Various studies have documented the ways that Congress can reign in the federal judiciary when it strays too far from Congressional preferences. Typically, these studies are focused on decisions that change doctrine, primarily in the Supreme Court. This research, however, misses one of the most effective tools that Congress has to appropriate a core judicial functions—the denial of access to courts altogether. Using an original dataset of Congressional proposals to limit medical malpractice lawsuits (1981-present), we argue that these proposals—even in the absence of successfully passed legislation—reduce litigation in the policy areas targeted by Congress. We explore the mechanisms that lead to decreasing litigation, considering judge-centered and lawyer-centered explanations. This suggests that Congress has significant power to shape legal policy, even without garnering sufficient votes for statutory changes to judicial power.

Policy, Institutions, and Judicial Legitimacy: The Role of Issue Preferences in Structuring Attitudes Toward Courts (with Alexander Bolton)

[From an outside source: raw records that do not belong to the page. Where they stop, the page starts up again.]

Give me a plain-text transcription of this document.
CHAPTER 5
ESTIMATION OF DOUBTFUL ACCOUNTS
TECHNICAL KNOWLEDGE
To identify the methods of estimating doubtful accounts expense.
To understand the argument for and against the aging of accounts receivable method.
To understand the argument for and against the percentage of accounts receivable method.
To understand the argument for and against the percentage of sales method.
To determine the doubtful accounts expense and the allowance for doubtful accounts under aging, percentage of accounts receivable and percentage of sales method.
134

Critics and defenders of judicial elections have drawn attention to the issue of the effects of selection institutions on the publics’ evaluations of the judiciary. In this paper, we argue that individuals’ perceptions of courts are less affected by selection institutions and other procedural concerns and more by policy preferences. Using a variety of experimental and survey evidence, we demonstrate that while individuals’ views of judges and courts are somewhat influenced by selection methods, individual policy concerns play a much larger role. In particular, when individuals perceive a mismatch between their preferences and legal policy outcomes, they express significantly lower levels of support for and trust in courts. Furthermore, we demonstrate that these policy concerns also impact support for selection institutions. In particular, individuals who are dissatisfied with outcomes and judges are more likely to support elections over merit selection/retention plans. In sum, these results suggest that individuals’ support for courts and selection institutions are premised as much, if not more, on instrumental policy goals than on concerns for procedural justice and judicial independence.

In Progress

“The Determinants of Congressional Retrenchment of Court Rules” (with Sarah Staszak, Princeton University).
 “Policy Outcomes after Congressional Responses to Supreme Court Decisions” (with Logan Strother, Syracuse University).
“Presidential Constraints on Supreme Court Review of Federal Statutes” (with Sharece Thrower, Vanderbilt University).